The city committed more of its own money to the project through the $4.59 million acquisition of surplus property on the grounds of A.H. Parker High School, on top of plans to leverage more than tens of millions in housing, people, education, and community investments.
Meanwhile, Young-Foster, who began serving as executive director of the HABD in an interim role in February 2022 before becoming the permanent head in June of that year, agreed that the initial application was a learning experience. That first try at winning the grant for Smithfield gave the HABD some practice and early relationships with partners who would be critical to the winning application.
“We didn’t have to reinvent the wheel,” she said. “We picked up where we left off, and then we added more partners and strengthened the application in that manner.”
Top Priority
Once at the helm of the HABD, working on a winning grant application became one of Young-Foster’s top priorities, especially as HUD had upped the maximum grant amount from $35 million to $50 million.
“This was an every-day, all-day effort because we knew how important it was,” she said. “We’d never seen this grant before in the state of Alabama, so it was critical for us to put our efforts in this grant because [HABD] has more than 14 communities, and we’re trying to redevelop all of our communities.”
To secure the grant, Young-Foster estimates that the HABD collaborated with more than 50 partners, some of the biggest being the city of Birmingham and UAB, as well as the developers for the project, Integral/Rule Enterprises, based in Atlanta, Georgia.
Having applied for the previous grant came in handy, Young-Foster said: “Everybody was committed when we started the first round, so it wasn’t new when we came back around this final time to have those conversations.

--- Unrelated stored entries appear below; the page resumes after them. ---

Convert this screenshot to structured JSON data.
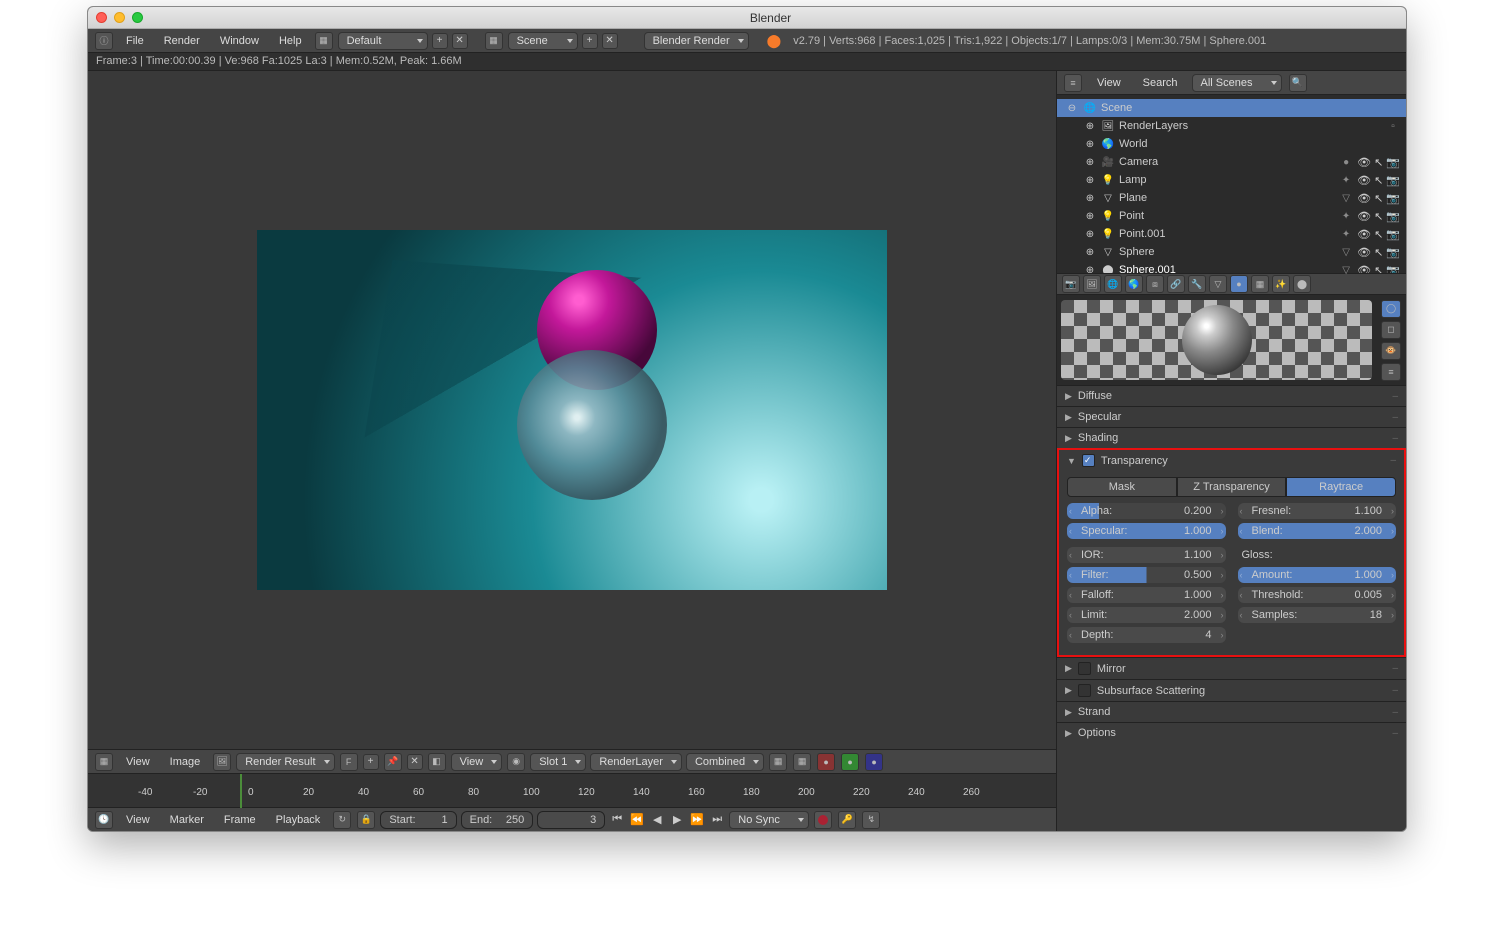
{
  "window": {
    "title": "Blender"
  },
  "topmenu": {
    "file": "File",
    "render": "Render",
    "window": "Window",
    "help": "Help"
  },
  "top": {
    "layout": "Default",
    "scene": "Scene",
    "engine": "Blender Render",
    "stats": "v2.79 | Verts:968 | Faces:1,025 | Tris:1,922 | Objects:1/7 | Lamps:0/3 | Mem:30.75M | Sphere.001"
  },
  "status": "Frame:3 | Time:00:00.39 | Ve:968 Fa:1025 La:3 | Mem:0.52M, Peak: 1.66M",
  "image_bar": {
    "view": "View",
    "image": "Image",
    "result": "Render Result",
    "f": "F",
    "view2": "View",
    "slot": "Slot 1",
    "renderlayer": "RenderLayer",
    "pass": "Combined"
  },
  "timeline_ticks": [
    "-40",
    "-20",
    "0",
    "20",
    "40",
    "60",
    "80",
    "100",
    "120",
    "140",
    "160",
    "180",
    "200",
    "220",
    "240",
    "260"
  ],
  "timeline": {
    "view": "View",
    "marker": "Marker",
    "frame": "Frame",
    "playback": "Playback",
    "start_lbl": "Start:",
    "start": "1",
    "end_lbl": "End:",
    "end": "250",
    "current": "3",
    "sync": "No Sync"
  },
  "outliner": {
    "view": "View",
    "search": "Search",
    "filter": "All Scenes",
    "items": [
      {
        "indent": 0,
        "icon": "🌐",
        "name": "Scene",
        "sel": true,
        "row": false
      },
      {
        "indent": 1,
        "icon": "🖼",
        "name": "RenderLayers",
        "row": false,
        "extra": "ic"
      },
      {
        "indent": 1,
        "icon": "🌎",
        "name": "World",
        "row": false
      },
      {
        "indent": 1,
        "icon": "🎥",
        "name": "Camera",
        "row": true,
        "extra": "mat"
      },
      {
        "indent": 1,
        "icon": "💡",
        "name": "Lamp",
        "row": true,
        "extra": "dot"
      },
      {
        "indent": 1,
        "icon": "▽",
        "name": "Plane",
        "row": true,
        "extra": "tri"
      },
      {
        "indent": 1,
        "icon": "💡",
        "name": "Point",
        "row": true,
        "extra": "dot"
      },
      {
        "indent": 1,
        "icon": "💡",
        "name": "Point.001",
        "row": true,
        "extra": "dot"
      },
      {
        "indent": 1,
        "icon": "▽",
        "name": "Sphere",
        "row": true,
        "extra": "tri"
      },
      {
        "indent": 1,
        "icon": "⬤",
        "name": "Sphere.001",
        "row": true,
        "extra": "tri",
        "active": true
      }
    ]
  },
  "panels": {
    "diffuse": "Diffuse",
    "specular": "Specular",
    "shading": "Shading",
    "transparency": "Transparency",
    "mirror": "Mirror",
    "sss": "Subsurface Scattering",
    "strand": "Strand",
    "options": "Options"
  },
  "transparency": {
    "modes": {
      "mask": "Mask",
      "z": "Z Transparency",
      "ray": "Raytrace"
    },
    "alpha_lbl": "Alpha:",
    "alpha": "0.200",
    "specular_lbl": "Specular:",
    "specular": "1.000",
    "fresnel_lbl": "Fresnel:",
    "fresnel": "1.100",
    "blend_lbl": "Blend:",
    "blend": "2.000",
    "ior_lbl": "IOR:",
    "ior": "1.100",
    "filter_lbl": "Filter:",
    "filter": "0.500",
    "falloff_lbl": "Falloff:",
    "falloff": "1.000",
    "limit_lbl": "Limit:",
    "limit": "2.000",
    "depth_lbl": "Depth:",
    "depth": "4",
    "gloss_hdr": "Gloss:",
    "amount_lbl": "Amount:",
    "amount": "1.000",
    "threshold_lbl": "Threshold:",
    "threshold": "0.005",
    "samples_lbl": "Samples:",
    "samples": "18"
  }
}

I think they were all ready.”
“We were aligned on one mission: to improve the lives of Smithfield residents and the entire community,” she added.

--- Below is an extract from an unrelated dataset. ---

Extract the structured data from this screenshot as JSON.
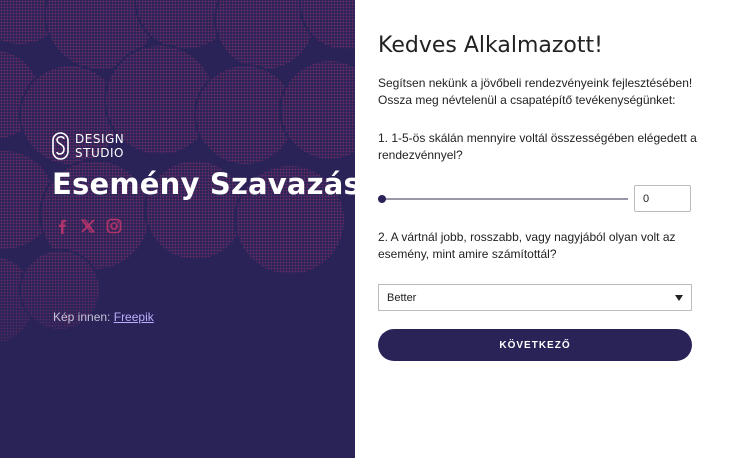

In addition to the core team of partners, three task forces were set up: people/education, led by Atlanta-based The Ascent Project; housing, led by Integral/Rule Enterprises; and neighborhood, led by the city of Birmingham. Each task force included residents of the Smithfield, College Hills, and Graymont neighborhoods.

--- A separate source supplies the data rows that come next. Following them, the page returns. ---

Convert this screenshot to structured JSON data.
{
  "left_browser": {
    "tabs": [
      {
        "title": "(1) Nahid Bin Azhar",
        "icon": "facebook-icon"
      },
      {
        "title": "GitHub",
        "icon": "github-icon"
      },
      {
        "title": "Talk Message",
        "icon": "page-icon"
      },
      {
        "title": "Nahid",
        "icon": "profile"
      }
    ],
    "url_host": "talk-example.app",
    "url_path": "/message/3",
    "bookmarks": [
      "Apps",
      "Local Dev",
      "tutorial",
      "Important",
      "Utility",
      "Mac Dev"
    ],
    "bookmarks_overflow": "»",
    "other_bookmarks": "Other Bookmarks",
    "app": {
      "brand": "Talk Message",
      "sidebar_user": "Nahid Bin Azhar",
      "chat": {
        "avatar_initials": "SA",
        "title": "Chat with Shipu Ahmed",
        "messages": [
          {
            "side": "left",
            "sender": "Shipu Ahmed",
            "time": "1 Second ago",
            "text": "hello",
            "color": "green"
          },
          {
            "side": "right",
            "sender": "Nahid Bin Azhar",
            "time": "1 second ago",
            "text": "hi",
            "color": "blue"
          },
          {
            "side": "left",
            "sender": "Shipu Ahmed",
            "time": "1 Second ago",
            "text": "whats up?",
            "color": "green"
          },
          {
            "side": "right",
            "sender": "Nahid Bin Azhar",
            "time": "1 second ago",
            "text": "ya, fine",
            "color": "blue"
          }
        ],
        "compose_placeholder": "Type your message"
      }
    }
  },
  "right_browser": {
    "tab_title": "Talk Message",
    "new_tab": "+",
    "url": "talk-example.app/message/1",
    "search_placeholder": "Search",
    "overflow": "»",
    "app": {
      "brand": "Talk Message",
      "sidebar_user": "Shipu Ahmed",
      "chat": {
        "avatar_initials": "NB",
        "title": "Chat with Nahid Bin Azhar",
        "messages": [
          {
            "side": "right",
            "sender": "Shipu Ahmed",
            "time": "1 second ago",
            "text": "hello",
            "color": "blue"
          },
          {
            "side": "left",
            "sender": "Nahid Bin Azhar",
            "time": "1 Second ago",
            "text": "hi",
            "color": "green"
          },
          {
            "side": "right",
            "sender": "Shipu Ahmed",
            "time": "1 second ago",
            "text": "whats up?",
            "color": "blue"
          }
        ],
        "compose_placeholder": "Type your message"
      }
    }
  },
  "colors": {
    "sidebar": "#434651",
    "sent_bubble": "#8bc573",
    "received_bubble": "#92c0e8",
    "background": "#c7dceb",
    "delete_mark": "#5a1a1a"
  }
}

Adrienne Reynolds, president of the Smithfield community advisory committee, said the development is “long overdue and needed.”
“I cannot remember in my lifetime the last time that a new house was even built in the Smithfield neighborhood,” said Reynolds, a 1975 graduate of A.H. Parker High School.
The new homes could bring in new families, which are desperately needed to keep neighborhoods alive, Reynolds added.
“It’s designed to bring in families with growing children,” she said. “When you bring in young families, that’s going to be better in the long run not only for the neighborhood but also for the schools, surroundings, and everything else.”
Once HABD heard that HUD had opened applications for the $50 million grant in the 2023 cycle, Young-Foster said partners for the project went from meeting weekly to meeting daily to prepare for the application deadline, which was Jan. 11, 2023.
A Long Three Months
While team members in Birmingham were putting the finishing touches on the application, U.S. Rep. Sewell, who had already provided a letter of support for the grant, then made the case directly to HUD Secretary Fudge.
Anytime the congresswoman saw Fudge—whether it was Medal of Honor events, the annual Congressional Picnic, or committee meetings—Sewell reminded the HUD secretary about Birmingham’s application: “We would talk about the historic nature of Smithfield, what it meant during the Civil Rights movement, the amazing people who came from that neighborhood, … making sure [HUD] knew the story of the residents of Smithfield and what this project would mean to them and to the quality of life for them.”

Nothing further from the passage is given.